Wells Fargo plans to petition for a new trial and, if unsuccessful, to appeal the case to the state Court of Appeals.
After deliberating for two days, a Monterey County Superior Court jury on Wednesday awarded strawberry grower Garth Conlan $10 million in compensatory damages and $50 million in punitive damages. Conlan must pay $5.35 million he still owes the bank.
“We were very surprised by the award,” said Trautman, an attorney with the San Francisco firm of Brobeck, Phleger & Harrison. “I didn’t think this was a liability case and certainly not a punitive damages case.”

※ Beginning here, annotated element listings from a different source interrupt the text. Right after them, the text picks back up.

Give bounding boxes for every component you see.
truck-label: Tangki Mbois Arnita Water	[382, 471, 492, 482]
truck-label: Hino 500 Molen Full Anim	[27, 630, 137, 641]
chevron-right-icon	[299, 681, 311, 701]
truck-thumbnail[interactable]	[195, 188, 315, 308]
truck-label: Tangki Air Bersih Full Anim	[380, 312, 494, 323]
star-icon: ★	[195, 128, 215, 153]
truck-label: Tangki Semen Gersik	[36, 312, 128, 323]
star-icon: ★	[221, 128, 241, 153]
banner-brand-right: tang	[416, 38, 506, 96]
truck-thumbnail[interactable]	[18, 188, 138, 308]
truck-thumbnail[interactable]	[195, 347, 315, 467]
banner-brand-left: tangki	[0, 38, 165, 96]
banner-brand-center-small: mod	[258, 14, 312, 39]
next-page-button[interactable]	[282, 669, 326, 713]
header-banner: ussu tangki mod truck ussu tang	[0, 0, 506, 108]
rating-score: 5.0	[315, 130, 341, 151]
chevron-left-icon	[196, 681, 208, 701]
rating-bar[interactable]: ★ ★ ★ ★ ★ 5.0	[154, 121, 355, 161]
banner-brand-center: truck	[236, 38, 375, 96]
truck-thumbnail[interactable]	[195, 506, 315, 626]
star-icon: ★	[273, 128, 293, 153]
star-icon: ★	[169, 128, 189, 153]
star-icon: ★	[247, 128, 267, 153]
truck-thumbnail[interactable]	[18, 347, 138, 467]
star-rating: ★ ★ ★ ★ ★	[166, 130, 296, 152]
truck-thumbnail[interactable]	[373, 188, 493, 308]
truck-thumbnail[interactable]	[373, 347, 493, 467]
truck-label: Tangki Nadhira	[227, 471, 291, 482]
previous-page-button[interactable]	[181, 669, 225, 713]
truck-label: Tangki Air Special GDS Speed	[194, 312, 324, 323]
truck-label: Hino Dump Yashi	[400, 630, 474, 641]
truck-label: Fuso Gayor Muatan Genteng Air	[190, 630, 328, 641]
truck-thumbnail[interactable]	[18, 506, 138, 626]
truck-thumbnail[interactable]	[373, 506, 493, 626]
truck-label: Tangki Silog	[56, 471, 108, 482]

After the verdict, Conlan, 52, said he was glad that the trial was over because the whole affair had been a “very bad experience.”
“It’s not the money,” Conlan said. “It’s the vindication for me.”
William Lukens, Conlan’s attorney, said the jury’s verdict sent banks a message that “when you’re a large bank dealing with a customer, you should never act with vengeance.”
“This is certainly one of the largest awards that I’m aware of, but it’s reflective of the wrong done here,” Lukens said.
Conlan filed a $100-million suit against Wells Fargo on Nov. 7, 1985, alleging fraud, breach of contract and intentional infliction of emotional distress in connection with an $8-million loan he received in 1982 at Well Fargo’s regional banking office in Salinas, Calif.